The aviation security industry seems cursed constantly to be in catch-up mode, meeting the latest terrorist threat.

“Terrorists will always wish to target civil aviation,” says the aviation security expert, Philip Baum. His new book, Violence in the Skies: A History of Aircraft Hijacking and Bombing, presents the horrifying history of attacks on aircraft.

Even a “harmless” hijacking - such as the Egyptian domestic flight which diverted to Cyprus to meet the demands of a passenger wearing a spoof suicide vest - grabs headlines.

And, as 9/11 shows, a well-planned and executed attack can take a dreadful toll in innocent lives.

The aviation security industry seems cursed constantly to be in catch-up mode, meeting the latest terrorist threat.

So it is understandable that passengers and crew might conclude that a malevolent attack involving a drone could down a plane.

The London area could be chosen for such an attack, because it is the world hub of aviation - with more flights and passengers than any other city on earth. Yet the risk that terrorists would succeed in bringing down an aircraft here or anywhere else, using a currently commercially available drone, is small.

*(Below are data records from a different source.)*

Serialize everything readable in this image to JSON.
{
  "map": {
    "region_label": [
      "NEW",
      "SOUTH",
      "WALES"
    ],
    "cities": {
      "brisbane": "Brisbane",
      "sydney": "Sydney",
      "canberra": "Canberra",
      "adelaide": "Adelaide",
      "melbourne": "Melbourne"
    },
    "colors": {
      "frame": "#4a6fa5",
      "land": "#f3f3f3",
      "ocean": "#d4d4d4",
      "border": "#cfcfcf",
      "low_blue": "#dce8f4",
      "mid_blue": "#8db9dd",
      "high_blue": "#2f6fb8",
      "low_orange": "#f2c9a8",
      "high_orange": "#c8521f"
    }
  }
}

Previous experience together with technological limitations mean terrorists are much more likely to use shoulder-launched surface-to-air missiles to try to bring down a jet (they are known as MANPADs in the jargon, short for man-portable air-defence systems). Sadly, there are many such weapons in circulation.

They are designed to carry explosive charges towards a target at high speed, usually homing in automatically.

And, as such, they are potentially far more effective at killing innocent people than a slow-moving drone. Aviation security insiders do indeed fear a drone attack – but one that targets planes or passengers on the ground.

Geo-fencing technology is supposed to keep drones away from active airports, with GPS location-sensing creating an invisible protective perimeter.

But by no means all "unmanned aerial vehicles" have this feature - and it can be hacked in order to break through the fence.

A large drone can carry quite enough explosive or flammable material to cause a major incident at an airport, possibly with many casualties. All the more reason, then, to police drone users more effectively, and to find new technological solutions to limit the possible damage.